The smoke is still clearing from three federal district judges’ recent decisions in drug manufacturers Lilly, Sanofi, Novo Nordisk, Novartis, and United Therapeutics’ 340B contract pharmacy lawsuits. In the rulings’ wake, we are keeping close tabs on what happens next to Merck’s contract pharmacy policy and to AstraZeneca’s contract pharmacy lawsuit.
What Will HRSA do About Merck’s Policy?
The timing of the government’s forthcoming decision on the legality of Merck’s 340B contract pharmacy policy, and the grounds for its findings, are two big questions hovering over the 340B program.
A U.S. Health Resources and Services Administration (HRSA) spokesperson said yesterday, “HRSA is continuing to engage with Merck and will evaluate next steps as needed.”
A Merck spokesperson, however, said yesterday, “We’ve not received any communications since [the company’s 340B program integrity initiative] began.”
Merck is the eighth and most recent drug manufacturer to impose restrictions on 340B discounts when covered entities use contract pharmacies to dispense drugs to patients. Its policy applies to hospitals only and took effect on Sept. 1.

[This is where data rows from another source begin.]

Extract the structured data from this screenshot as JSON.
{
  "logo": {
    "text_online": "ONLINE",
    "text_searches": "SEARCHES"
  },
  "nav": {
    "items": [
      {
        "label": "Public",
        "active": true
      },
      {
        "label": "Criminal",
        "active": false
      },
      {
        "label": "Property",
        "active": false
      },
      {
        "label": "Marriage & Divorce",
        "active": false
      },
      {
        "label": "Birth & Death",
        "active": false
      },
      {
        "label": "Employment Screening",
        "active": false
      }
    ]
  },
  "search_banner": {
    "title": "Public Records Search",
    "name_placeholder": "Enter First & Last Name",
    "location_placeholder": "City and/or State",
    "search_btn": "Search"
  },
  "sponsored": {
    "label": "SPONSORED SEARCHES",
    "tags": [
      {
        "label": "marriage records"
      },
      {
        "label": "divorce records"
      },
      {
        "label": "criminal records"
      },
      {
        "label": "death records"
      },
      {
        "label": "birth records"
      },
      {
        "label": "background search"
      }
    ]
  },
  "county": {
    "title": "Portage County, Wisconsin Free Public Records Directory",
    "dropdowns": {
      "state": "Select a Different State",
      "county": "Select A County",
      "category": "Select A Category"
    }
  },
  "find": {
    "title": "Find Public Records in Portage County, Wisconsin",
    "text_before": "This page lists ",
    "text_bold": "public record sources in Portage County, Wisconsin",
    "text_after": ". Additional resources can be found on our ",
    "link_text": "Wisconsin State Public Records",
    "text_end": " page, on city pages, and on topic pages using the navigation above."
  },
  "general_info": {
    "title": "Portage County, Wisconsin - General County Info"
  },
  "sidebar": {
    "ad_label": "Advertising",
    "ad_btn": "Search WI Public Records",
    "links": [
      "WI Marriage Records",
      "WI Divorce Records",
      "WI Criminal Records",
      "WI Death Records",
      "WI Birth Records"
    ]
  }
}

Merck also is the only one of the eight that has not yet received a letter from HRSA telling it that its restrictions on 340B pricing are illegal and must end immediately, or the company could face civil monetary penalties.
Six manufacturers—AstraZeneca, Lilly, Novartis, Novo Nordisk, Sanofi, and United Therapeutics—got nearly identical cease-and-desist letters from HRSA on May 17 about their contract pharmacy restrictions. The seventh, Boehringer Ingelheim (BI), got its letter on Oct. 4.
Since Oct. 29, federal district judges have partially vacated and set aside HRSA’s letters to Lilly, Novo Nordisk, and Sanofi and completely vacated and set aside HRSA’s letters to Novartis and United Therapeutics.
Today is the 69th day since Merck implemented its contract pharmacy policy (Sept. 1). That’s five days longer that the 64 days it took HRSA to send BI a 340B program violation letter (BI’s policy took effect on Aug. 1, and HRSA sent its letter on Oct. 4).
Hospital groups want HRSA to take swift enforcement action against Merck. But given the court rulings in the Lilly, Sanofi, Novo Nordisk, Novartis, and United Therapeutics cases, a HRSA violation letter to Merck likely would be different from those that the other seven manufacturers got. Drafting a letter to Merck that satisfied the three different judges’ opinions and orders could be a challenge.
When and How Will Judge Rule in Astra’s Case?
Stakeholders meanwhile also are paying close attention to what happens next in AstraZeneca’s 340B contract pharmacy lawsuit.
U.S. District Judge Leonard Stark is the only judge left who has not yet ruled on a 340B contract pharmacy lawsuit that is ripe for a decision.
The government and AstraZeneca have a deadline this Friday, Nov. 12, to file a joint status report “regarding any case developments” in Astra’s suit challenging the government’s position that the 340B statute requires AstraZeneca to honor covered entities’ contract pharmacy arrangements. The parties filed their last report on Oct. 25. That was four days before the decision in Lilly’s contract pharmacy suit and 11 days before the two joint decisions in Sanofi and Novo Nordisk’s cases and in Novartis and United Therapeutics’ cases.
The government and AstraZeneca early last week already began sparring, in dueling letters to U.S. District Judge Leonard Stark, about the applicability of U.S. Senior District Judge Sarah Evans Barker’s Oct. 29 decision in Lilly’s case to AstraZeneca’s lawsuit. Look for more of the same in AstraZeneca’s and the government’s status report due on Friday, focused this time on the implications of the Sanofi/Novo Nordisk and Novartis/United Therapeutics decisions.
AstraZeneca and the government asked Stark in their last status report to expedite his ruling. Stark acknowledged their requests in his Oct. 26 oral order directing the two sides to file another status report by this week Friday. At the conclusion of Oct. 19 arguments in the case, Stark said he was “not persuaded there is any urgency” for him to rule expeditiously. The cavalcade of decisions in the other contract pharmacy cases might change that.